# Anyone here have the VS paddle shift?



## zerofighter (Aug 23, 2003)

Anyone here have it? I am going into the dealership tomorrow to buy this 540iAT, it has M-sport, electric seats, sun blinds, and steptronic. My car which is manual is going to my brother, I love shifting, but the v8 and the fact that the touring is so unique here, it over comes having a manual. My question is, those of you that have this retrofit done, does the car shift any faster, or is it still the same speed? I've test driven it, and it seemed a bit slow to shift when in manual mode, would tranny software some what speed up the shifts. I know its no smg, but I would like for it to shift a bit quicker. I will post pics tomorrow, if negotiations go well.

btw, are there any e39 specific forums out there, kinda of like e46fanatics? I know of bimmerforums, bimmerfest, m5board, dtmpower, and roadfly. Are there any out there just for the e39?



Thanks,
-Pearson


----------



## Jon Shafer (Dec 15, 2001)

zerofighter said:


> btw, are there any e39 specific forums out there, kinda of like e46fanatics? I know of bimmerforums, bimmerfest, m5board, dtmpower, and roadfly. Are there any out there just for the e39?
> 
> Thanks,
> -Pearson


Check this out!!!

Type in http://www.e39fanatics.com to your browser...


----------



## zerofighter (Aug 23, 2003)

Nice! 

But what I meant was, is there any model specific forums _like_ e46fanatics?


----------



## Mr Paddle.Shift (Dec 19, 2001)

zerofighter,

the kit will only work on certain E39 models. If you PM me the last 7 VIN, I can check it out for you.

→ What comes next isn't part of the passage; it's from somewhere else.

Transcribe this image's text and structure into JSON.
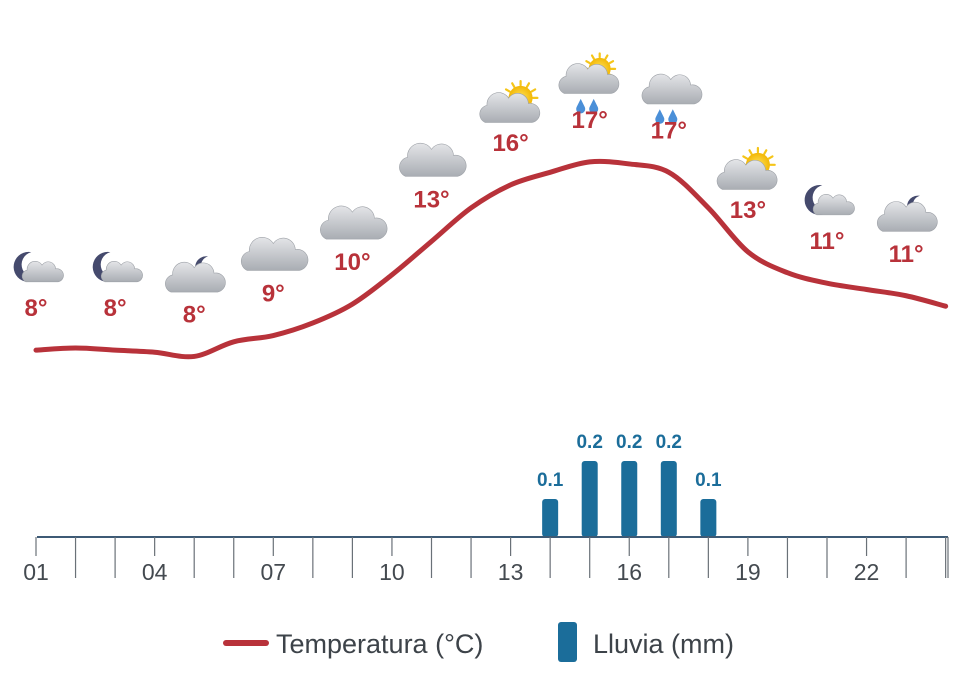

Wrt to improvement, your gear shift physical interaction is improved. The Dinan tranny s/w will quickern the shift times, always start in 1st gear when in D-mode and eliminate auto-redline upshift.


----------



## waapples (Jan 5, 2004)

i would like to see what you guys are talking about.. sounds very interesting.


----------



## Terry Kennedy (Sep 21, 2002)

zerofighter said:


> Anyone here have it? I am going into the dealership tomorrow to buy this 540iAT, it has M-sport, electric seats, sun blinds, and steptronic. My car which is manual is going to my brother, I love shifting, but the v8 and the fact that the touring is so unique here, it over comes having a manual. My question is, those of you that have this retrofit done, does the car shift any faster, or is it still the same speed? I've test driven it, and it seemed a bit slow to shift when in manual mode, would tranny software some what speed up the shifts. I know its no smg, but I would like for it to shift a bit quicker. I will post pics tomorrow, if negotiations go well.


I have it on an E46 325xiT, so I can comment on some of your questions. I installed it in early 2003. I don't use it when I'm in "driving to get groceries" mode, but when I drive cross-country to places like in the attached photo, it is fantastic! The actual shifting speed (between when the transmission gets the "please shift" signal and when it actually shifts) is unchanged, but due to the shorter throw of the paddles and the fact your hands are right there, it feels faster. Dinan makes software upgrades for the transmission which will speed up shifting somewhat. I hope this helps - let me know if you have any more questions.


----------